Google is making changes to its online advertising business following an investigation by France’s competition regulator. The search giant also agreed to pay a 220 million euro ($268 million) fine to settle the probe, the French Competition Authority said in a press release on Monday.
The French regulator said Google “abused its dominant position” in the online ad market and “granted preferential treatment to its proprietary technologies offered under the Google Ad Manager brand.”
“This sanction and these commitments will make it possible to re-establish a level playing field for all players, and the ability for publishers to make the most of their advertising space,” said Isabelle de Silva, president of the FCA, in the release. She added this action has special meaning because “it is the first decision in the world to look into complex algorithmic auctions processes through which online display advertising works.”

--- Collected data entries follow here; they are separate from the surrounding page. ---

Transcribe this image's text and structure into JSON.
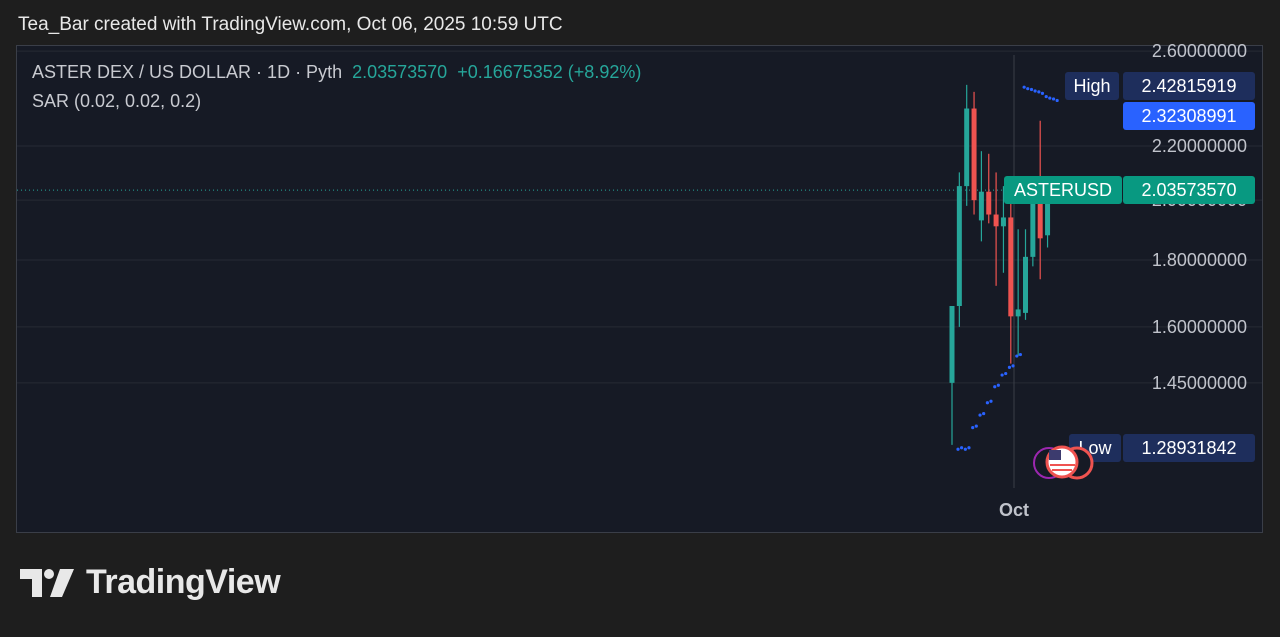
{
  "header": {
    "attribution": "Tea_Bar created with TradingView.com, Oct 06, 2025 10:59 UTC"
  },
  "legend": {
    "symbol": "ASTER DEX / US DOLLAR · 1D · Pyth",
    "price": "2.03573570",
    "change": "+0.16675352 (+8.92%)",
    "indicator": "SAR (0.02, 0.02, 0.2)"
  },
  "colors": {
    "up": "#26a69a",
    "down": "#ef5350",
    "sar": "#2962ff",
    "high_tag": "#1e2e5c",
    "last_tag": "#2962ff",
    "ticker_tag": "#089981"
  },
  "tags": {
    "high_label": "High",
    "high_value": "2.42815919",
    "blue_value": "2.32308991",
    "ticker_label": "ASTERUSD",
    "ticker_value": "2.03573570",
    "low_label": "Low",
    "low_value": "1.28931842"
  },
  "brand": {
    "name": "TradingView"
  },
  "chart_data": {
    "type": "candlestick",
    "y_scale": "log",
    "y_ticks": [
      "2.60000000",
      "2.20000000",
      "2.00000000",
      "1.80000000",
      "1.60000000",
      "1.45000000"
    ],
    "x_ticks": [
      "Oct"
    ],
    "candles": [
      {
        "o": 1.45,
        "h": 1.66,
        "l": 1.3,
        "c": 1.66
      },
      {
        "o": 1.66,
        "h": 2.1,
        "l": 1.6,
        "c": 2.05
      },
      {
        "o": 2.05,
        "h": 2.45,
        "l": 1.98,
        "c": 2.35
      },
      {
        "o": 2.35,
        "h": 2.42,
        "l": 1.95,
        "c": 2.0
      },
      {
        "o": 1.93,
        "h": 2.18,
        "l": 1.86,
        "c": 2.03
      },
      {
        "o": 2.03,
        "h": 2.17,
        "l": 1.92,
        "c": 1.95
      },
      {
        "o": 1.95,
        "h": 2.1,
        "l": 1.72,
        "c": 1.91
      },
      {
        "o": 1.91,
        "h": 2.05,
        "l": 1.76,
        "c": 1.94
      },
      {
        "o": 1.94,
        "h": 2.0,
        "l": 1.5,
        "c": 1.63
      },
      {
        "o": 1.63,
        "h": 1.9,
        "l": 1.52,
        "c": 1.65
      },
      {
        "o": 1.64,
        "h": 1.9,
        "l": 1.62,
        "c": 1.81
      },
      {
        "o": 1.81,
        "h": 2.06,
        "l": 1.78,
        "c": 2.04
      },
      {
        "o": 2.08,
        "h": 2.3,
        "l": 1.74,
        "c": 1.87
      },
      {
        "o": 1.88,
        "h": 2.06,
        "l": 1.84,
        "c": 2.04
      }
    ],
    "sar": [
      1.29,
      1.29,
      1.34,
      1.37,
      1.4,
      1.44,
      1.47,
      1.49,
      1.52,
      2.44,
      2.43,
      2.42,
      2.4,
      2.39
    ],
    "last_price": 2.0357357,
    "high": 2.42815919,
    "low": 1.28931842
  }
}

In a blog post, Google said it’s committed to working with regulators and has agreed to “a set of commitments to make it easier for publishers to make use of data and use our tools with other ad technologies.” Google said it will be testing and developing these changes over the coming months before rolling them out, some globally.
Online advertising is huge business for Google. For the quarter ended March 31, Google parent Alphabet tallied $55.31 billion in sales, the vast majority of that from ad sales on the company’s various platforms and advertising networks. Google is the largest player in the US online advertising market with a 31% share, according to eMarketer.